Nightmare bacteria: A type of antibiotic-resistant bacteria is more commonplace across hospitals in the United States, the Centers for Disease Control and Prevention warned Tuesday.
Antibiotic-resistant bacteria known as carbapenem-resistant Enterobacteriaceae (CRE) are on the rise across hospitals in the United States, according to a new government report.
Health officials with the U.S. Centers for Disease Control and Prevention (CDC) issued a warning on Tuesday about CREs, which are deemed dangerous because they resist most kinds of antibiotics—including the most heavy-duty ones.
During the first half of 2012, the “nightmare bacteria” has infected patients in around 4 percent of all hospitals in the U.S., including nearly 18 percent of specialty hospitals, the CDC said.
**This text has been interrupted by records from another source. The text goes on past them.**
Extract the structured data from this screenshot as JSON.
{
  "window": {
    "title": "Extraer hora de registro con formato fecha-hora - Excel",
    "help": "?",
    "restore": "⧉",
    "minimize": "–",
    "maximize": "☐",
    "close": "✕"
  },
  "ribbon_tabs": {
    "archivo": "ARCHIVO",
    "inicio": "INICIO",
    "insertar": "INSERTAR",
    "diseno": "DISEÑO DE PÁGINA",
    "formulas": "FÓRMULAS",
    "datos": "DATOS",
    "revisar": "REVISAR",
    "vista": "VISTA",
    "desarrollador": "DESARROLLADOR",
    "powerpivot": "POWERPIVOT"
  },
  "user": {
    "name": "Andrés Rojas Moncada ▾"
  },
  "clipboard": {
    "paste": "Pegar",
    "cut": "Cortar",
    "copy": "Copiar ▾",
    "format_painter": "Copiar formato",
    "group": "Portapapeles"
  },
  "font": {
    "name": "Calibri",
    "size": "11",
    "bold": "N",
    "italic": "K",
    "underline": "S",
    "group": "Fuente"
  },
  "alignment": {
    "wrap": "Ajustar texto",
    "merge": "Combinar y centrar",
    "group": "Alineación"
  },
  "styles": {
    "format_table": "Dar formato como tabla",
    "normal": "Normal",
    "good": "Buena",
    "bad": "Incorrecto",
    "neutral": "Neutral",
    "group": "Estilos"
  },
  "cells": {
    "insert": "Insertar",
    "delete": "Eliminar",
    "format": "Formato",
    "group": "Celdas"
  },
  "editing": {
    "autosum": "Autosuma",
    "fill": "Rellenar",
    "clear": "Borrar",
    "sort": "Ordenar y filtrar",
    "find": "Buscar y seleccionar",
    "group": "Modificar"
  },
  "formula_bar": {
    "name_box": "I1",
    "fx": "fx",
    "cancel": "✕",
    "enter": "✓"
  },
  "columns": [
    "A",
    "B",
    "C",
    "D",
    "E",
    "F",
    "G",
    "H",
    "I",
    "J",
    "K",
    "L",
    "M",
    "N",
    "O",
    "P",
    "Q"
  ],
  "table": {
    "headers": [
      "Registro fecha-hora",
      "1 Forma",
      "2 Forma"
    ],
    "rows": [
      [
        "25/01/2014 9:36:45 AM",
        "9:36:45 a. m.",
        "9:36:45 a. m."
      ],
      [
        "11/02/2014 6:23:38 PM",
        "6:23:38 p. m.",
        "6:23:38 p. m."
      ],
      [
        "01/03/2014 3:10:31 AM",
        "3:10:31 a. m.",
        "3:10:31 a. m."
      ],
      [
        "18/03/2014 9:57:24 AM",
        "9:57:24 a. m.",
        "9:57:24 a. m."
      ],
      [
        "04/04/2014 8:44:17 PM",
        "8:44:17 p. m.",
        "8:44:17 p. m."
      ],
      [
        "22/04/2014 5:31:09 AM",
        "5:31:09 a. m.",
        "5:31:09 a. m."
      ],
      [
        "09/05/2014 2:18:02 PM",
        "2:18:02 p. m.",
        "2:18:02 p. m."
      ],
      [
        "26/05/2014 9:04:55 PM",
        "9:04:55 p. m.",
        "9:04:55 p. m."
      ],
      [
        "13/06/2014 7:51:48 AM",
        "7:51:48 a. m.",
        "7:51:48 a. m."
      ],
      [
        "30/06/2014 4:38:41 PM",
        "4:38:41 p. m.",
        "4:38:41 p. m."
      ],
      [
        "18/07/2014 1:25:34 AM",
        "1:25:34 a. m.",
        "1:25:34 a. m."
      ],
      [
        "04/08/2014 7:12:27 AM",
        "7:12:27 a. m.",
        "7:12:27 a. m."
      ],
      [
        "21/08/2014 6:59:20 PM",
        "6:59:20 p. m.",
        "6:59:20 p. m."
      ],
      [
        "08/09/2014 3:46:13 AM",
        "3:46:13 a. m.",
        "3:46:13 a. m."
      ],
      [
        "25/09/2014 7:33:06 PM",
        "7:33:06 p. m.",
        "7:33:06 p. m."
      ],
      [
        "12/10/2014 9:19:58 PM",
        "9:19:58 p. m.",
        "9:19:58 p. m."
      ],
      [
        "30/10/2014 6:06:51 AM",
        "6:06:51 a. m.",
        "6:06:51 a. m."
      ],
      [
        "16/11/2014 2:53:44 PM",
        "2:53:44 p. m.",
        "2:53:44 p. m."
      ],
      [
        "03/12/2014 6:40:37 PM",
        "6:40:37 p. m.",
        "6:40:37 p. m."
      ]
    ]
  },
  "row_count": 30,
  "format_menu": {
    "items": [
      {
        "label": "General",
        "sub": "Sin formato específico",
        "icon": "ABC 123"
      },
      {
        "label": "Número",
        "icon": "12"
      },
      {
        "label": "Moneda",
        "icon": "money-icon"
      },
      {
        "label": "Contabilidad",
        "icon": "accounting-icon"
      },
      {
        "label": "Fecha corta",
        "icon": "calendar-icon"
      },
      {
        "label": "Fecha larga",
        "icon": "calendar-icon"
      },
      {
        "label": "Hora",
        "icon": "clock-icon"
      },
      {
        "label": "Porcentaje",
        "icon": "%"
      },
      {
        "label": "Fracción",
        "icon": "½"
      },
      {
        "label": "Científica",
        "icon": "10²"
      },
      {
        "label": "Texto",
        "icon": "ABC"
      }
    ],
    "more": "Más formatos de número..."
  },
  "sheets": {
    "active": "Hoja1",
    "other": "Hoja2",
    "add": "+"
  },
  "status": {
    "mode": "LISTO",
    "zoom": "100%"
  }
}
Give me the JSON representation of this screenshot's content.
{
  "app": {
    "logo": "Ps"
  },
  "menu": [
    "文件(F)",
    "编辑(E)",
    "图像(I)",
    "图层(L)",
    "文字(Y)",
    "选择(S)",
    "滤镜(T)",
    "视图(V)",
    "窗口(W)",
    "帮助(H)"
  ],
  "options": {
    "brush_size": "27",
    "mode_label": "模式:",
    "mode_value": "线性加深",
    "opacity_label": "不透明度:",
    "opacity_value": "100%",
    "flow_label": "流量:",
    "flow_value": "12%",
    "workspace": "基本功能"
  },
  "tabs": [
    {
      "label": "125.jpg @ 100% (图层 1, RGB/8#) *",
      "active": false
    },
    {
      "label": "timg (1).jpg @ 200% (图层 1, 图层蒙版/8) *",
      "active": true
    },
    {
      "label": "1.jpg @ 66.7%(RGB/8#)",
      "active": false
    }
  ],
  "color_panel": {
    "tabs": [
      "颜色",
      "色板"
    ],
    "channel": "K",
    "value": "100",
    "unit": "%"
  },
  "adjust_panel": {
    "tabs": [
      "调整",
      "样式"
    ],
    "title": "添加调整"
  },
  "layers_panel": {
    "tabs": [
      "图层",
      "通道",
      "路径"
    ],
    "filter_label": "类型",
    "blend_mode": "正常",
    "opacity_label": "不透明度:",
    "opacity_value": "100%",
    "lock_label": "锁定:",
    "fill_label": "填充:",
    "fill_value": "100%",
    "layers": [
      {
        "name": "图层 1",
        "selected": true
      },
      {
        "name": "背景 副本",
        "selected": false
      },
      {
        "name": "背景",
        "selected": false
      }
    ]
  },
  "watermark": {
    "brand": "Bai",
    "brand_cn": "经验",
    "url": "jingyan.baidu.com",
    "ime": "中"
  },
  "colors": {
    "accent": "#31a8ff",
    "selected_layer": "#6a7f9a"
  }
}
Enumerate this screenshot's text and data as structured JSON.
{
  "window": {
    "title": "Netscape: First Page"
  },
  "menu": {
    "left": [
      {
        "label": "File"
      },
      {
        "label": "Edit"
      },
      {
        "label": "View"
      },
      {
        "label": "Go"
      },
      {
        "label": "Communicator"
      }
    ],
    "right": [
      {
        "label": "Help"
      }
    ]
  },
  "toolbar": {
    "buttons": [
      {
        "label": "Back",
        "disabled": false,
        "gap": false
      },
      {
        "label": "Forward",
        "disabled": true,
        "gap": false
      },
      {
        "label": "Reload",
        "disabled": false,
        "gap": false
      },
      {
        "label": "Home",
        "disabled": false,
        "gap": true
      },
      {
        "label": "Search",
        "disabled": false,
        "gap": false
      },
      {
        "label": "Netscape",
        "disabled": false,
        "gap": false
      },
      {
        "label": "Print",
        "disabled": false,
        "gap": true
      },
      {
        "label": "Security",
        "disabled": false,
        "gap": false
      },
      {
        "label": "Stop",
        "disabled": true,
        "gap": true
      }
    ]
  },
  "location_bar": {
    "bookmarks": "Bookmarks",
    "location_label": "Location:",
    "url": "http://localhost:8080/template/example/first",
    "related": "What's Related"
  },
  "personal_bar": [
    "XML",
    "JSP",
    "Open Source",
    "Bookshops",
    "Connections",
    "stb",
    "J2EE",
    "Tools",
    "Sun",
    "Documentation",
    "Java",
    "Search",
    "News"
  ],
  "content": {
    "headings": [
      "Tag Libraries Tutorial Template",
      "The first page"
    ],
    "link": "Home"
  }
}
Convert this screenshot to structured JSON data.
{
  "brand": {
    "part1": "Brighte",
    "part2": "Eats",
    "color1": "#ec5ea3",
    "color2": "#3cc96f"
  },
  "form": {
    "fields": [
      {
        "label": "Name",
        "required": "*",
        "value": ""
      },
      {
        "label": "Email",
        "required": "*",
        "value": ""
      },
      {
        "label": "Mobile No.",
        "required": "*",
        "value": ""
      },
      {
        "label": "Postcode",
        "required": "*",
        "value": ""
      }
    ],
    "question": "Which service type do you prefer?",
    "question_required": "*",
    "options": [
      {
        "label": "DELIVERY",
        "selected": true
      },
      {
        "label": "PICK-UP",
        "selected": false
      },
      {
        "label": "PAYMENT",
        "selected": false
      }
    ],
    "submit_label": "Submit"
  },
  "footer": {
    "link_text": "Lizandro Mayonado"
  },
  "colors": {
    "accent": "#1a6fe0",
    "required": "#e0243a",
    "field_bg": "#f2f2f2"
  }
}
“Our strongest antibiotics don’t work and patients are left with potentially untreatable infections,” CDC Director Tom Frieden said in a statement published on the agency’s website.
“Doctors, hospital leaders, and public health, must work together now to implement CDC’s ‘detect and protect’ strategy and stop these infections from spreading,” he said.
CRE consist of more than 70 different types of bacteria, including Klebsiella pneumoniae and E. coli, which generally live in the digestive system. They become resistant over time to carbapenems, a class of strong, last-resort antibiotics.
“It’s not often that our scientists come to me and say we have to sound the alarm, but that’s what we are doing today,” Frieden said at a press conference, according to Reuters. He added that the bacteria are “resistant to all or nearly all antibiotics, they have high mortality rates, and can spread their resistance to other bacteria,” reported Bloomberg News.
He added: “We only have a limited opportunity to prevent this from spreading to the community and more organisms.”
Nearly all CRE infections take place in patients in hospitals or long-care facilities receiving medical care for serious conditions, according to Reuters. Some of these patients have ventilators or catheters, allowing the CRE bacteria to get “get deeply into a patient’s body,” Frieden was quoted as saying.
A recent strain of Klebsiella pneumoniae spread through the Washington D.C.-area National Institutes of Health hospital and killed six people.